Part-time employment must be a factor.

But no doubt we are also seeing the consequences of many jobs continuing to be identified as typically ‘male’ or ‘female’ ones, where the former has been traditionally well-paid compared with the latter.

That identification expresses itself in recruitment decisions of employers, where assumptions operate regarding the gender of appointees.

In turn, it affects young people’s choice of career, perhaps turning them away from their preference (and probably the one for which they are most suited).

But like all cultural assumptions, they can live on beyond their relevance or truth, becoming handicaps to the best operation of the systems they affect.

Technological developments mean few jobs demand the sort of muscular strength the equivalent positions required decades back and which, as a consequence, precluded most women.
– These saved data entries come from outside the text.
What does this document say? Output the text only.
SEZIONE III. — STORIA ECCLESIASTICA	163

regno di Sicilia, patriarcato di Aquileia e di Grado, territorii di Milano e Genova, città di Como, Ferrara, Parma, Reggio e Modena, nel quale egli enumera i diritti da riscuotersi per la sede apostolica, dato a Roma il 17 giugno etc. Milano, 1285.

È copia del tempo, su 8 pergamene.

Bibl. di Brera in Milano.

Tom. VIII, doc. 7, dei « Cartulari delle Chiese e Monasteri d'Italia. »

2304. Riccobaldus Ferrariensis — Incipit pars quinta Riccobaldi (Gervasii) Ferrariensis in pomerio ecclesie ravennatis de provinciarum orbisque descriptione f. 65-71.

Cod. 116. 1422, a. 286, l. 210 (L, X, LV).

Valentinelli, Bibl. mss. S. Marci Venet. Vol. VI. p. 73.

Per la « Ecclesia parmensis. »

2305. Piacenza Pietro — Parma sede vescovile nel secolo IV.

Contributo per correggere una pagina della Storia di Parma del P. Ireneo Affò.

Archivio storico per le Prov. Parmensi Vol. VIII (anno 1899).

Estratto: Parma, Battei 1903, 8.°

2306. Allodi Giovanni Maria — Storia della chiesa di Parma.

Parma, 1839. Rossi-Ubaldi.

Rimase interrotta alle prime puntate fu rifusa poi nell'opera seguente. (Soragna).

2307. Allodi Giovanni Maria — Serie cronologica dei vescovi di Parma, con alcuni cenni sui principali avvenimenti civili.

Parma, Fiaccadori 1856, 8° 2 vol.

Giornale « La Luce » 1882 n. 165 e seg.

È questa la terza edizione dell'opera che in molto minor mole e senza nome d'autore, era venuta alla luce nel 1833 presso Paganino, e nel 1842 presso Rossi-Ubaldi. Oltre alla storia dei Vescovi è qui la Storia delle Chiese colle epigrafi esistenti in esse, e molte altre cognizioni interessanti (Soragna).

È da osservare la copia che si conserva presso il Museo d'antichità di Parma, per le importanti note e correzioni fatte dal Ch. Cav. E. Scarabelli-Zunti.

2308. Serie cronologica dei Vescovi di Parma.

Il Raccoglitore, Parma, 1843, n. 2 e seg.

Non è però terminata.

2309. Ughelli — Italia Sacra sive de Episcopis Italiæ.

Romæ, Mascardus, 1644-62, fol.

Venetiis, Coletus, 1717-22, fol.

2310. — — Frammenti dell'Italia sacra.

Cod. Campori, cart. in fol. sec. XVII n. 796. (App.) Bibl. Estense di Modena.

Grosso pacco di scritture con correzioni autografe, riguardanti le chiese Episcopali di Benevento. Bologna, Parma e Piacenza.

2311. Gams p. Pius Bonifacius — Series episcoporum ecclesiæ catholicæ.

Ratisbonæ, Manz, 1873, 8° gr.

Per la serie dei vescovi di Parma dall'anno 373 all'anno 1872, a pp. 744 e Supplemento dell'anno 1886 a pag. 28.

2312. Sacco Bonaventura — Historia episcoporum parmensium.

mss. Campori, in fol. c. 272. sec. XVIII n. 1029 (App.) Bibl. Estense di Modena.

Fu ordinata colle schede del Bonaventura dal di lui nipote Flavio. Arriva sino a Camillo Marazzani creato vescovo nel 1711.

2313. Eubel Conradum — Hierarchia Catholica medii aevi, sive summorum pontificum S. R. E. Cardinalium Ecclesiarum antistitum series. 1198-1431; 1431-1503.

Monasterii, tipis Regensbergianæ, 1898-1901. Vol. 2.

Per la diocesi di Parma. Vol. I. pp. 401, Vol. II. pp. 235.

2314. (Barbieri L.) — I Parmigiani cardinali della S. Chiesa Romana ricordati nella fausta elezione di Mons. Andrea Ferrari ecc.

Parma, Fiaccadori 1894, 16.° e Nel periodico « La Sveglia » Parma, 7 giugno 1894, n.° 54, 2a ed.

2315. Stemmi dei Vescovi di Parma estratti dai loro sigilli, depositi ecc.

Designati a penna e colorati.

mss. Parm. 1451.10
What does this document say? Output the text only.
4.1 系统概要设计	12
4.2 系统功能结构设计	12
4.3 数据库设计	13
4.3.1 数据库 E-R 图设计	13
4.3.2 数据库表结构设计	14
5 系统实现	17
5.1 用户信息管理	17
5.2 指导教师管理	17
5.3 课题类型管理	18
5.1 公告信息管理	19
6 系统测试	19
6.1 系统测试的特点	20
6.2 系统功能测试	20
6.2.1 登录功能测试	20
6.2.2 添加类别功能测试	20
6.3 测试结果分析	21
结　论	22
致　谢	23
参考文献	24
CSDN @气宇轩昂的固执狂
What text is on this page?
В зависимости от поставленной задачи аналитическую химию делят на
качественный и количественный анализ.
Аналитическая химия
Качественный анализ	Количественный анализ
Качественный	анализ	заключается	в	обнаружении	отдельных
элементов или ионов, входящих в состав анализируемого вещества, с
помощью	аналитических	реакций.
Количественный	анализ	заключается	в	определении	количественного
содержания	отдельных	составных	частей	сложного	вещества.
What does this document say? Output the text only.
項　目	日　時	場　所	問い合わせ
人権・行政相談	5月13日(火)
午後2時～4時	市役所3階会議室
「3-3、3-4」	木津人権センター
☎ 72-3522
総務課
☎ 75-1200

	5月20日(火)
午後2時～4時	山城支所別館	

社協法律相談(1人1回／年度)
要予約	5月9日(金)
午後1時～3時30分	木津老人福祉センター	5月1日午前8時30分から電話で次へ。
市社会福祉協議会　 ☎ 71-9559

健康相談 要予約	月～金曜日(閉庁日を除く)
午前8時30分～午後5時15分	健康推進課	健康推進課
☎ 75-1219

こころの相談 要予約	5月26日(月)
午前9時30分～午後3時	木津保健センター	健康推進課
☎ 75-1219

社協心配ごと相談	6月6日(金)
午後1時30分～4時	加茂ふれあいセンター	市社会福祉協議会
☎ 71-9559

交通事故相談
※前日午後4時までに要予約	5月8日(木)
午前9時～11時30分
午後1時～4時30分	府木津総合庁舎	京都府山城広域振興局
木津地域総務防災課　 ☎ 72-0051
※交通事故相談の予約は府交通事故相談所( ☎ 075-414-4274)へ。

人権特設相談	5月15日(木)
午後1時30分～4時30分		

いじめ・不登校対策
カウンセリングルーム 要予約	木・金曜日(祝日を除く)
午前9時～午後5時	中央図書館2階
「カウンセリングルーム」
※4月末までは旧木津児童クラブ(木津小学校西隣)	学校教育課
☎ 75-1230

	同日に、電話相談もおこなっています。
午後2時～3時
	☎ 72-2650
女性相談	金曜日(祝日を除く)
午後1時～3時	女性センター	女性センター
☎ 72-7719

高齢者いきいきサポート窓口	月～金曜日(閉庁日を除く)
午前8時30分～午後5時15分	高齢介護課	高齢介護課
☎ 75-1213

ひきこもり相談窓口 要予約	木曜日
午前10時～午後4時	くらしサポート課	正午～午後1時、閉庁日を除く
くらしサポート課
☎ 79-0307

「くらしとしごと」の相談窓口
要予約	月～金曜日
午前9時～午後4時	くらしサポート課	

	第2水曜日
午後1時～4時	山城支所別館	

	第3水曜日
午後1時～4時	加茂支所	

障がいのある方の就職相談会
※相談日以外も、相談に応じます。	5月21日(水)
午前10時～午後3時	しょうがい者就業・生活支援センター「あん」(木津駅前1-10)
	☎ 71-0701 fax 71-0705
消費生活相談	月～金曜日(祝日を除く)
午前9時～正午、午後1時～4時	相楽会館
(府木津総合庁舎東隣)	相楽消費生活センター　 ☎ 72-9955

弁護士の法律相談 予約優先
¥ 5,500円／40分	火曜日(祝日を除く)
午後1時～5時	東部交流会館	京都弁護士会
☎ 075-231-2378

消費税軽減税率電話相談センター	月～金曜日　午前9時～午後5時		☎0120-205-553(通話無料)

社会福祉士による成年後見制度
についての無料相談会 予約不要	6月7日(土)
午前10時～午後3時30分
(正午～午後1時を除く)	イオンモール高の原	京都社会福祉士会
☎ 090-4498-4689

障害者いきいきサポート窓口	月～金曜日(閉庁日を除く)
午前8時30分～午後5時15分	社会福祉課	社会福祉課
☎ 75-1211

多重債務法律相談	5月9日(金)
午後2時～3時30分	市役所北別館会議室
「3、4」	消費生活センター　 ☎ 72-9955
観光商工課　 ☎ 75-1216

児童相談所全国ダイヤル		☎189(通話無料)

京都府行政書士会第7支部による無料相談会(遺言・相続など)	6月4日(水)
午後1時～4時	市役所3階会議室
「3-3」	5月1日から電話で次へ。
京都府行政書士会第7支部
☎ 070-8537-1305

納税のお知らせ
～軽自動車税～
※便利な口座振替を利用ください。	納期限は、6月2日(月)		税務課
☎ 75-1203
And we know that many men have the fine motor skills and caring qualities that have typified jobs traditionally thought of as female ones.

Let’s call on all Central Coast employers consciously to question their gender-related assumptions when recruiting or taking on apprentices or trainees, so that they accept the best person for the job, not the best man for this one or best woman for that one.

Yes, disproportionate gender representation among applicants will be at play.

But with conscious effort, that will change, both in the gender balance in training courses, and among job applicants.

The Central Coast can become an exemplar to the rest of the country, of a workforce and vocational education provision moving towards gender equality.